08 setembro, 2012

A natureza social do homem e a criação das leis, segundo Aristóteles.

Detalhe da obra “O casamento” de Jan Steen
Inegavelmente o homem, como todas as coisas, é um produto natural, porém Aristóteles admite que o comportamento humano extrapola tais limites, do contrário ele teria caído em contradição com a visão grega de um universo altamente organizado, preciso e previsível, observável nas ciências naturais da época e no movimento dos astros, uma vez que “As ações boas e justas que a ciência política investiga parecem muito variadas e vagas, a ponto de se poder considerar a sua existência apenas convencional, e não natural. (1094 b 16)”.


A existência convencional dessa ciência abarca a imprevisibilidade e inexatidões humanas, uma vez que os mesmos bens tanto podem ser benéficos a alguns, quanto maléficos a outros: “Os bens parecem igualmente vagos, pois para muitas pessoas eles podem ser até prejudiciais; com efeito, algumas pessoas no passado foram levadas à perdição por sua riqueza, e outras por sua coragem. (1094 b 19)”, que são bens reputados como altamente necessários para a obtenção de excelências morais.

A convenção também tornou possível a existência do dinheiro,  “... mas o dinheiro se tornou por convenção uma espécie de representante da demanda; ele tem este nome (nômisma) porque existe não por natureza, mas pela lei (nomos), e porque está em nosso poder mudá-lo e torná-lo inútil. (1133 a 30)”.

Assim, a lei também é o resultado de convenções e assim sendo, torna-se relativa aos lugares em que é aplicada, pois: “de maneira idêntica, as coisas que são justas não por natureza mas por decisões humanas não são as mesmas em todos os lugares, já que as constituições não são também as mesmas, embora haja apenas uma que em todos os lugares é a melhor por natureza. (EN,1135 a 10)”.

Isto não exclui a existência de uma justiça natural, já que a “A justiça política é em parte natural e em parte legal; são naturais as coisas que em todos os lugares têm a mesma força e não dependem de as aceitarmos ou não, e é legal aquilo que a princípio pode ser determinado indiferentemente de uma maneira ou de outra, mas depois de determinado já não é indiferente...(EN, 1134 b 25)”.

Recorrentemente, Aristóteles retoma à dualidade entre natural-imutável e convencional-mutável, e a justiça por seu caráter ambíguo será tão mutável quanto menor for sua parte natural.
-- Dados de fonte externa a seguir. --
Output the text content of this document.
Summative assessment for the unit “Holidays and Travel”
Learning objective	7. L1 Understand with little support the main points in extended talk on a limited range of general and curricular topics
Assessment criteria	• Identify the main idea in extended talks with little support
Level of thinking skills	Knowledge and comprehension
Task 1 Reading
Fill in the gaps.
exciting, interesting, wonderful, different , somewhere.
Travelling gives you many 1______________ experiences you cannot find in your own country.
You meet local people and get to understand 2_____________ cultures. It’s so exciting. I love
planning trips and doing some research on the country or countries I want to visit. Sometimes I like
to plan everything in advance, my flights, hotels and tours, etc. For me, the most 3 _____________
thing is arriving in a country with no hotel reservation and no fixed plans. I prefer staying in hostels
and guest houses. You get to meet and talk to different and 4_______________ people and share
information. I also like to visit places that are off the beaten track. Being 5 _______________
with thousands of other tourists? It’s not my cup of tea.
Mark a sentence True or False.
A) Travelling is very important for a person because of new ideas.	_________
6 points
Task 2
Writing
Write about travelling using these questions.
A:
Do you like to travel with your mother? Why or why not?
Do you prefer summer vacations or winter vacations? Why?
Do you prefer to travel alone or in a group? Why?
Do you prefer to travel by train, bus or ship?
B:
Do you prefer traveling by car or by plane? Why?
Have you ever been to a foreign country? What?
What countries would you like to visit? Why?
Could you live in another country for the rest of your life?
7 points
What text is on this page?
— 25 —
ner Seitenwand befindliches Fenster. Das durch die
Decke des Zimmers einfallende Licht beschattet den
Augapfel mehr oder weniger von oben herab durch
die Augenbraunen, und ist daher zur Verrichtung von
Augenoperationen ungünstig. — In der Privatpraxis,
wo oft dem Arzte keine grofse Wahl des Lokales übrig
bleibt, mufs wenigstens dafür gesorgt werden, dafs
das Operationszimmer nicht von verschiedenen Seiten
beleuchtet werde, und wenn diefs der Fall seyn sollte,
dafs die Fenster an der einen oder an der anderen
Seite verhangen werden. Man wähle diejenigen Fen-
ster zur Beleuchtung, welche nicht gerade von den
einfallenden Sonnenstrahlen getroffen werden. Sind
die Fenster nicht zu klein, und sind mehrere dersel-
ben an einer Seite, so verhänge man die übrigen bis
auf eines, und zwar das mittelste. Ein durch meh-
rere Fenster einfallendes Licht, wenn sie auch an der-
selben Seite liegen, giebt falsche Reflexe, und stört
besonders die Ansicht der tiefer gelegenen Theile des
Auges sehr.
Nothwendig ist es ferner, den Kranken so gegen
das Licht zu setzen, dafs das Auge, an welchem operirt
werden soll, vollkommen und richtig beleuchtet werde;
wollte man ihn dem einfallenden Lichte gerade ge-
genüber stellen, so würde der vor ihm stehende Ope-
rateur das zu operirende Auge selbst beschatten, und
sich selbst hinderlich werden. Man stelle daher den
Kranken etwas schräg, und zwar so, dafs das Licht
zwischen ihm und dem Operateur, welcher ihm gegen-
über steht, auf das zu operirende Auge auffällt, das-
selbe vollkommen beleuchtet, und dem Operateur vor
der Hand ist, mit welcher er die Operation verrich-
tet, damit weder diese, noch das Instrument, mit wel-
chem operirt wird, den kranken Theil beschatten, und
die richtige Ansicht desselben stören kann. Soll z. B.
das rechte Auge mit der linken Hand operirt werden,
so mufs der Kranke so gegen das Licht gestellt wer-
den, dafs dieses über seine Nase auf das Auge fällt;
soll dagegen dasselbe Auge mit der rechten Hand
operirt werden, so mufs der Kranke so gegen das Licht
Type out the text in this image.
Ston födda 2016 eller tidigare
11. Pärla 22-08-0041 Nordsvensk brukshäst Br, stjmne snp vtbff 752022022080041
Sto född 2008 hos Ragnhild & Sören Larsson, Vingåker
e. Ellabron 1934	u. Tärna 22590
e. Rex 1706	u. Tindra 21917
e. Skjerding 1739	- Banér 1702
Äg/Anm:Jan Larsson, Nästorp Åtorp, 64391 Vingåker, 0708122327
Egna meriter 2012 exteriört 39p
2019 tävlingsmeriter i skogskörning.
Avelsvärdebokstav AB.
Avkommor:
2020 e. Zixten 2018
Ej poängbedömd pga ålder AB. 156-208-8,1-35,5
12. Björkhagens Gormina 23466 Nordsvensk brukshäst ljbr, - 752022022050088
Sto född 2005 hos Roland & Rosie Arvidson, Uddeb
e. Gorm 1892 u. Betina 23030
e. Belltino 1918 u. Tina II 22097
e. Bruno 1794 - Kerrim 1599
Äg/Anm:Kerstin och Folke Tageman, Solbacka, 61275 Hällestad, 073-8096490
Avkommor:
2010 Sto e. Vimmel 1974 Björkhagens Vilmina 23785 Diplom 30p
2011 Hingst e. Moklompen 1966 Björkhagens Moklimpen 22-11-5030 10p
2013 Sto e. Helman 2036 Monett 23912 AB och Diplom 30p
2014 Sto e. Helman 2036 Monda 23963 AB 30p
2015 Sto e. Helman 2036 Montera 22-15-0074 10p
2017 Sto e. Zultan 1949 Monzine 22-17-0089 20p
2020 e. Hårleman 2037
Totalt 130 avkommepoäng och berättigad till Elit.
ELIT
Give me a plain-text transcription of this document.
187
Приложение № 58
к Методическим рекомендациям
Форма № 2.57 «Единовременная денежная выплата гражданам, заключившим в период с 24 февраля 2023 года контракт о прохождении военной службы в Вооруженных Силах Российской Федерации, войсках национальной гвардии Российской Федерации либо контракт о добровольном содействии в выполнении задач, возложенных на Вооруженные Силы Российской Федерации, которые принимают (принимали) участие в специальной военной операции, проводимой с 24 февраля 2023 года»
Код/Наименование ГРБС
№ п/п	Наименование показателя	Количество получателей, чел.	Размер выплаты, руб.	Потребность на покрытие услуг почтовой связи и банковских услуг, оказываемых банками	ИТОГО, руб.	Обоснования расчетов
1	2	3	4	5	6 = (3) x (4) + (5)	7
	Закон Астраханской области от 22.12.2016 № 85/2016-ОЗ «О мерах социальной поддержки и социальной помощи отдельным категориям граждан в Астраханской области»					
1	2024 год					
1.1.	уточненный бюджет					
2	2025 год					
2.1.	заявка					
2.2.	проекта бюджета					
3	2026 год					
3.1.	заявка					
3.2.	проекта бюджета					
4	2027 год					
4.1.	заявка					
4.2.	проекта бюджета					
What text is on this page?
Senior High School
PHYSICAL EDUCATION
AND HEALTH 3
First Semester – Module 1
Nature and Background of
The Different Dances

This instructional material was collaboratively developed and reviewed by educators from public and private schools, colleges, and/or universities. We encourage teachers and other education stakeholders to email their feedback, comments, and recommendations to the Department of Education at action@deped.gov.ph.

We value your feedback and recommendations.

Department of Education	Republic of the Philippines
Quanto maior for o peso das decisões humanas na feitura de uma constituição, pior ela será, já que “as coisas que são justas não por natureza, mas por decisões humanas não são as mesmas, embora haja apenas uma que em todos os lugares é a melhor por natureza. (EN,1135 a 10)”.

Péricles via República Digital

O surgimento das constituições foi decorrência da existência política. As leis são escritas e reformadas para regrar a convivência dos que se associam e, para Aristóteles a sociedade surge por mérito da natureza humana “pois o homem é por natureza um animal social. (EN, 1097 b 8)”.

Assim o gênero humano oscila entre os extremos da dualidade natural/convencional e o pensamento ético contempla essas movimentações. Hoje, o peso da herança aristotélica é determinante na formulação, na recepção e na aplicação das leis. Acredita-se que a aceitação delas seja tão maior quanto maior for sua “organicidade”. Esta é outra maneira de denominar o componente natural de uma lei, ou seja, a sua aproximação à lei natural, que é a única plenamente aceitável em todas as geografias.

Por Isaías Malta

Referência:
ARISTÓTELES. Ética a Nicômacos. Brasília: Editora Universidade de Brasília, 1985.